Jakarta, AFU.ID - Kualitas udara di kawasan dekat Tempat Pembuangan Akhir (TPA) Jatiwaringin, Mauk, Kabupaten Tengerang makin buruk. Kebakaran yang terjadi sejak beberapa hari lalu semakin membesar. Asapnya membahayakan kesehatan.
Kementerian Lingkungan Hidup/Badan Pengendalian Lingkungan Hidup (KLH/BPLH) mengingatkan kepada seluruh masyarakat Kabupaten Tangerang agar tidak beraktivitas di radius 1.7 kilometer dari area kebakaran TPA Jatiwaringin, Mauk guna menghindari terjadinya dampak buruk dari udara yang tercemar dengan mengakibatkan gangguan infeksi saluran pernapasan akut (ISPA).

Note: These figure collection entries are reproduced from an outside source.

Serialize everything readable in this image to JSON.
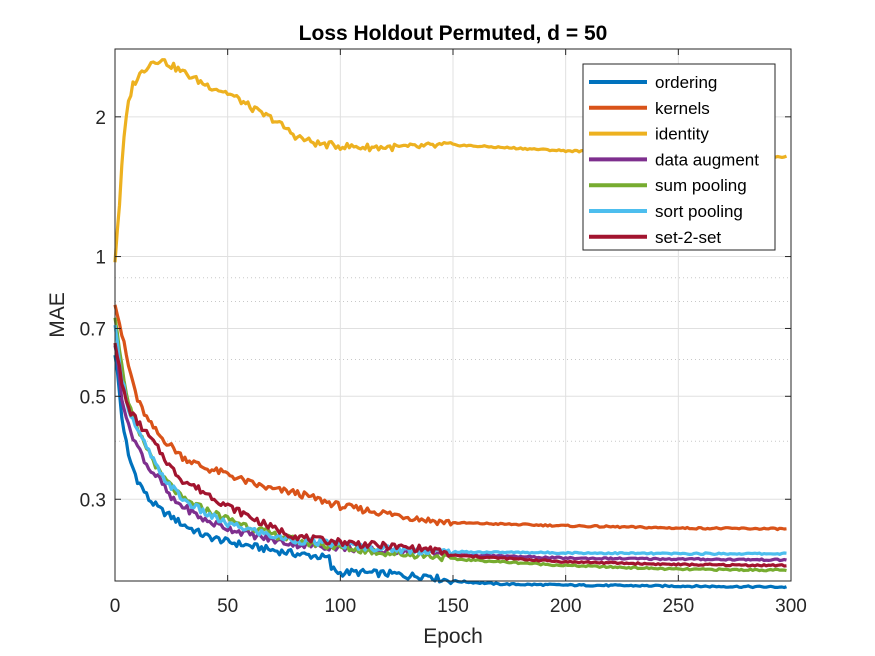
{
  "chart_data": {
    "type": "line",
    "title": "Loss Holdout Permuted, d = 50",
    "xlabel": "Epoch",
    "ylabel": "MAE",
    "xlim": [
      0,
      300
    ],
    "ylim": [
      0.2,
      2.8
    ],
    "yscale": "log",
    "grid": true,
    "legend_position": "top-right",
    "x_ticks": [
      0,
      50,
      100,
      150,
      200,
      250,
      300
    ],
    "x_tick_labels": [
      "0",
      "50",
      "100",
      "150",
      "200",
      "250",
      "300"
    ],
    "y_ticks": [
      0.3,
      0.5,
      0.7,
      1,
      2
    ],
    "y_tick_labels": [
      "0.3",
      "0.5",
      "0.7",
      "1",
      "2"
    ],
    "series": [
      {
        "name": "ordering",
        "color": "#0072BD",
        "points": [
          [
            0,
            0.62
          ],
          [
            3,
            0.45
          ],
          [
            6,
            0.37
          ],
          [
            10,
            0.33
          ],
          [
            15,
            0.3
          ],
          [
            20,
            0.285
          ],
          [
            30,
            0.265
          ],
          [
            40,
            0.25
          ],
          [
            50,
            0.243
          ],
          [
            60,
            0.238
          ],
          [
            70,
            0.233
          ],
          [
            80,
            0.229
          ],
          [
            90,
            0.226
          ],
          [
            95,
            0.224
          ],
          [
            96,
            0.213
          ],
          [
            100,
            0.208
          ],
          [
            105,
            0.209
          ],
          [
            125,
            0.207
          ],
          [
            130,
            0.205
          ],
          [
            140,
            0.206
          ],
          [
            142,
            0.203
          ],
          [
            150,
            0.2
          ],
          [
            170,
            0.197
          ],
          [
            200,
            0.196
          ],
          [
            250,
            0.195
          ],
          [
            300,
            0.194
          ]
        ]
      },
      {
        "name": "kernels",
        "color": "#D95319",
        "points": [
          [
            0,
            0.8
          ],
          [
            3,
            0.68
          ],
          [
            6,
            0.58
          ],
          [
            10,
            0.49
          ],
          [
            15,
            0.44
          ],
          [
            20,
            0.41
          ],
          [
            25,
            0.39
          ],
          [
            30,
            0.37
          ],
          [
            40,
            0.35
          ],
          [
            50,
            0.34
          ],
          [
            60,
            0.325
          ],
          [
            70,
            0.315
          ],
          [
            80,
            0.31
          ],
          [
            90,
            0.3
          ],
          [
            100,
            0.29
          ],
          [
            110,
            0.285
          ],
          [
            120,
            0.28
          ],
          [
            130,
            0.275
          ],
          [
            140,
            0.27
          ],
          [
            150,
            0.267
          ],
          [
            200,
            0.263
          ],
          [
            250,
            0.26
          ],
          [
            300,
            0.259
          ]
        ]
      },
      {
        "name": "identity",
        "color": "#EDB120",
        "points": [
          [
            0,
            0.98
          ],
          [
            2,
            1.3
          ],
          [
            4,
            1.8
          ],
          [
            6,
            2.15
          ],
          [
            8,
            2.35
          ],
          [
            12,
            2.5
          ],
          [
            16,
            2.62
          ],
          [
            20,
            2.66
          ],
          [
            25,
            2.58
          ],
          [
            30,
            2.5
          ],
          [
            35,
            2.42
          ],
          [
            40,
            2.35
          ],
          [
            45,
            2.3
          ],
          [
            50,
            2.25
          ],
          [
            55,
            2.18
          ],
          [
            60,
            2.1
          ],
          [
            65,
            2.03
          ],
          [
            70,
            1.98
          ],
          [
            75,
            1.9
          ],
          [
            80,
            1.82
          ],
          [
            85,
            1.78
          ],
          [
            90,
            1.75
          ],
          [
            100,
            1.73
          ],
          [
            110,
            1.72
          ],
          [
            120,
            1.72
          ],
          [
            130,
            1.72
          ],
          [
            140,
            1.73
          ],
          [
            150,
            1.74
          ],
          [
            160,
            1.73
          ],
          [
            180,
            1.71
          ],
          [
            200,
            1.69
          ],
          [
            220,
            1.68
          ],
          [
            240,
            1.66
          ],
          [
            260,
            1.65
          ],
          [
            280,
            1.64
          ],
          [
            300,
            1.64
          ]
        ]
      },
      {
        "name": "data augment",
        "color": "#7E2F8E",
        "points": [
          [
            0,
            0.65
          ],
          [
            3,
            0.5
          ],
          [
            6,
            0.43
          ],
          [
            10,
            0.39
          ],
          [
            15,
            0.35
          ],
          [
            20,
            0.33
          ],
          [
            25,
            0.3
          ],
          [
            30,
            0.29
          ],
          [
            40,
            0.27
          ],
          [
            50,
            0.26
          ],
          [
            60,
            0.252
          ],
          [
            70,
            0.245
          ],
          [
            80,
            0.24
          ],
          [
            90,
            0.238
          ],
          [
            100,
            0.236
          ],
          [
            110,
            0.234
          ],
          [
            120,
            0.232
          ],
          [
            130,
            0.232
          ],
          [
            140,
            0.232
          ],
          [
            150,
            0.228
          ],
          [
            200,
            0.224
          ],
          [
            250,
            0.223
          ],
          [
            300,
            0.222
          ]
        ]
      },
      {
        "name": "sum pooling",
        "color": "#77AC30",
        "points": [
          [
            0,
            0.75
          ],
          [
            3,
            0.58
          ],
          [
            6,
            0.48
          ],
          [
            10,
            0.42
          ],
          [
            15,
            0.38
          ],
          [
            20,
            0.34
          ],
          [
            25,
            0.32
          ],
          [
            30,
            0.3
          ],
          [
            40,
            0.285
          ],
          [
            50,
            0.272
          ],
          [
            60,
            0.262
          ],
          [
            70,
            0.252
          ],
          [
            80,
            0.245
          ],
          [
            90,
            0.24
          ],
          [
            100,
            0.236
          ],
          [
            110,
            0.233
          ],
          [
            120,
            0.23
          ],
          [
            130,
            0.228
          ],
          [
            140,
            0.227
          ],
          [
            150,
            0.223
          ],
          [
            200,
            0.216
          ],
          [
            250,
            0.212
          ],
          [
            300,
            0.211
          ]
        ]
      },
      {
        "name": "sort pooling",
        "color": "#4DBEEE",
        "points": [
          [
            0,
            0.7
          ],
          [
            3,
            0.55
          ],
          [
            6,
            0.47
          ],
          [
            10,
            0.42
          ],
          [
            15,
            0.38
          ],
          [
            20,
            0.34
          ],
          [
            25,
            0.32
          ],
          [
            30,
            0.3
          ],
          [
            40,
            0.28
          ],
          [
            50,
            0.265
          ],
          [
            60,
            0.258
          ],
          [
            70,
            0.25
          ],
          [
            80,
            0.245
          ],
          [
            90,
            0.242
          ],
          [
            100,
            0.24
          ],
          [
            110,
            0.237
          ],
          [
            120,
            0.235
          ],
          [
            130,
            0.233
          ],
          [
            140,
            0.232
          ],
          [
            150,
            0.231
          ],
          [
            200,
            0.23
          ],
          [
            250,
            0.229
          ],
          [
            300,
            0.229
          ]
        ]
      },
      {
        "name": "set-2-set",
        "color": "#A2142F",
        "points": [
          [
            0,
            0.66
          ],
          [
            3,
            0.53
          ],
          [
            6,
            0.47
          ],
          [
            10,
            0.44
          ],
          [
            15,
            0.41
          ],
          [
            20,
            0.38
          ],
          [
            25,
            0.35
          ],
          [
            30,
            0.33
          ],
          [
            40,
            0.31
          ],
          [
            50,
            0.29
          ],
          [
            60,
            0.275
          ],
          [
            70,
            0.26
          ],
          [
            80,
            0.25
          ],
          [
            90,
            0.245
          ],
          [
            100,
            0.243
          ],
          [
            110,
            0.24
          ],
          [
            120,
            0.238
          ],
          [
            130,
            0.236
          ],
          [
            140,
            0.234
          ],
          [
            150,
            0.227
          ],
          [
            200,
            0.22
          ],
          [
            250,
            0.217
          ],
          [
            300,
            0.216
          ]
        ]
      }
    ]
  }
}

"Yang benar-benar harus dihindari itu radius 1,7 kilometer. Namun, situasi di lapangan ini juga sangat bergantung pada arah angin," kata Wakil Menteri Lingkungan Hidup (LH), Diaz Faisal Malik Hendropriyono di Tangerang, Sabtu (4/7/2026).

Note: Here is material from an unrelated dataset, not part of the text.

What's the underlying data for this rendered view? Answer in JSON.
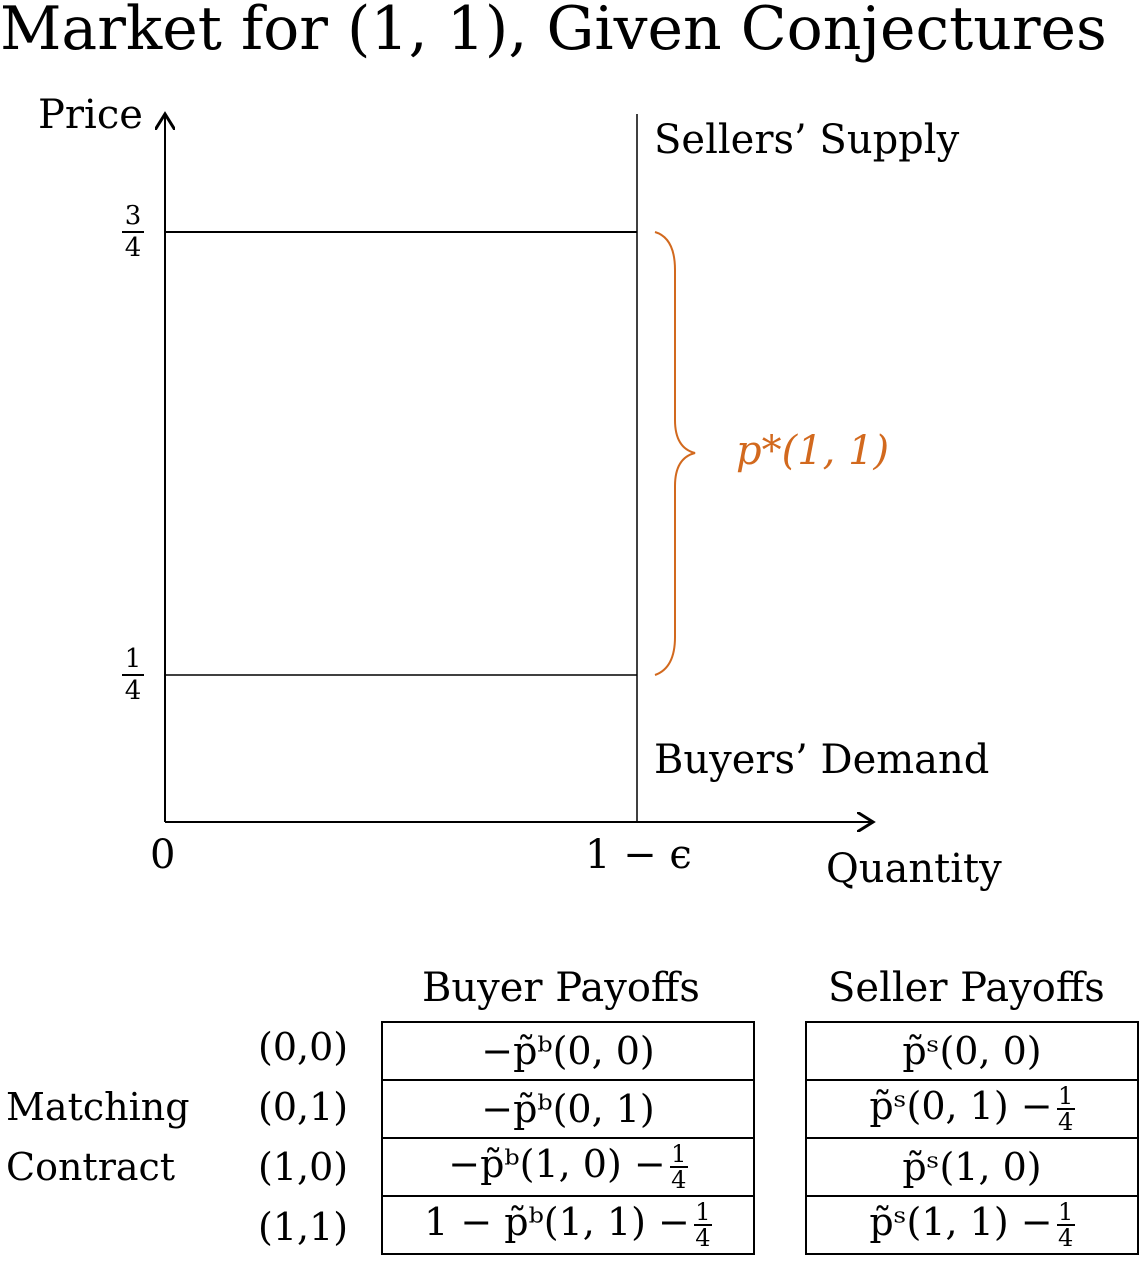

Sebisa mungkin menghindari area TPA Jatiwaringin guna menjaga keamanan dan keselamatan diri. Namun demikian apabila mereka tidak sengaja terpapar dampak asap kebakaran maka wajib menggunakan alat pelindung diri seperti masker. "Tetapi kalau misalnya pun mereka tidak, saya sudah katakan kepada Pak Bupati, ini harus diantisipasi lebih jauh, karena ini banyak permukiman," ujarnya.
Pemerintah daerah telah melakukankoordinasi intensif lintas sektor untuk mengantisipasi pergerakan arah angin yang berpotensi membawa udara berbahaya ke arah permukiman padat penduduk, khususnya di wilayah bagian barat yang mencakupi wilayah Kecamatan Rajeg dan Mauk.

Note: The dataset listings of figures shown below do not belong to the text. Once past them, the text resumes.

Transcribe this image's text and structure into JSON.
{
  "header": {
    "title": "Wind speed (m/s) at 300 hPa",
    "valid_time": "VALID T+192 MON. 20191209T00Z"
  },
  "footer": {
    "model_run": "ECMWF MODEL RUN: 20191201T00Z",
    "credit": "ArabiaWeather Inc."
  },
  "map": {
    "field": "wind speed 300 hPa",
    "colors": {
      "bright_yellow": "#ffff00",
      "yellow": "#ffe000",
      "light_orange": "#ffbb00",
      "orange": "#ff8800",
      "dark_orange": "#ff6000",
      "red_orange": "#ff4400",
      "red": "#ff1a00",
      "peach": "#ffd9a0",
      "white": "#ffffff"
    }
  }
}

"Pak Bupati menegaskan akan mengevakuasi warga yang ada di sana, sama seperti proses evakuasi yang sukses dilakukan di wilayah timur kemarin," tuturnya.
Selain itu, pemerintah saat ini juga telah menyiapkan dua lokasi pengungsian dan fasilitas penunjang khusus bagi masyarakat yang terdampak. Di mana, terdapat pasokan air bersih dan makanan sudah disediakan oleh pihak pemda di kedua lokasi tersebut.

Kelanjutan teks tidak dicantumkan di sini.